UF Health Study Will Examine Drugs To Treat Coronavirus UK Variant
Researchers say they aren’t surprised by the coronavirus’s ability to mutate, but they are working on ways to stop the spread. UF Associate Professor of Pathology David A. Ostrov’s discovery about the UK variant has identified 40 candidate drugs that could serve as additional tools in the fight against COVID.
“It appeared to me that there was a pattern that no one else in the world has recognized,” Ostrov said. “Which is a pattern of three mutations in a part of the spike protein of the coronavirus, but not in the part that binds to the receptor in the coronavirus.”
Ostrov said the location of the pattern is why the variant spreads so fast. “Think of it like the legs of a tent. It appears to be affecting the legs of the tent of the virus.
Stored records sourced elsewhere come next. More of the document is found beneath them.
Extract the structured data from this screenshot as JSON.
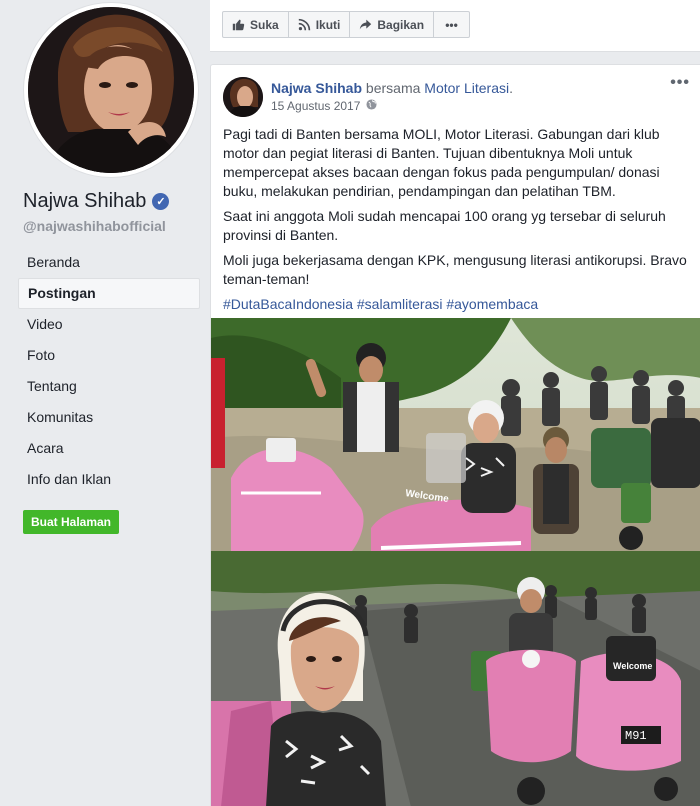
{
  "profile": {
    "name": "Najwa Shihab",
    "handle": "@najwashihabofficial"
  },
  "nav": [
    {
      "label": "Beranda",
      "active": false
    },
    {
      "label": "Postingan",
      "active": true
    },
    {
      "label": "Video",
      "active": false
    },
    {
      "label": "Foto",
      "active": false
    },
    {
      "label": "Tentang",
      "active": false
    },
    {
      "label": "Komunitas",
      "active": false
    },
    {
      "label": "Acara",
      "active": false
    },
    {
      "label": "Info dan Iklan",
      "active": false
    }
  ],
  "create_page_label": "Buat Halaman",
  "actions": {
    "like": "Suka",
    "follow": "Ikuti",
    "share": "Bagikan"
  },
  "post": {
    "author": "Najwa Shihab",
    "with_text": "bersama",
    "with_page": "Motor Literasi",
    "date": "15 Agustus 2017",
    "paragraphs": [
      "Pagi tadi di Banten bersama MOLI, Motor Literasi. Gabungan dari klub motor dan pegiat literasi di Banten. Tujuan dibentuknya Moli untuk mempercepat akses bacaan dengan fokus pada pengumpulan/ donasi buku, melakukan pendirian, pendampingan dan pelatihan TBM.",
      "Saat ini anggota Moli sudah mencapai 100 orang yg tersebar di seluruh provinsi di Banten.",
      "Moli juga bekerjasama dengan KPK, mengusung literasi antikorupsi. Bravo teman-teman!"
    ],
    "hashtags": "#DutaBacaIndonesia #salamliterasi #ayomembaca"
  },
  "colors": {
    "link": "#365899",
    "green": "#42b72a",
    "verified": "#4267b2",
    "scooter_pink": "#e27fb3"
  }
}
If you can take the tent down faster, that will allow you to set up camp, and then get down and move on faster than you would have otherwise. So the pattern is creating a situation where the pattern can collapse all the legs at the same time to make it replicate faster,” he said.
With this knowledge, Ostrov asked if any FDA-approved drugs might fit in the pocket that is present in the UK variant. “I modeled the UK variant, and then tried to use UF supercomputer to fit each one of more than 1200 drugs into that exact site, and then asked which are the ones that are most likely to fit there,” he said.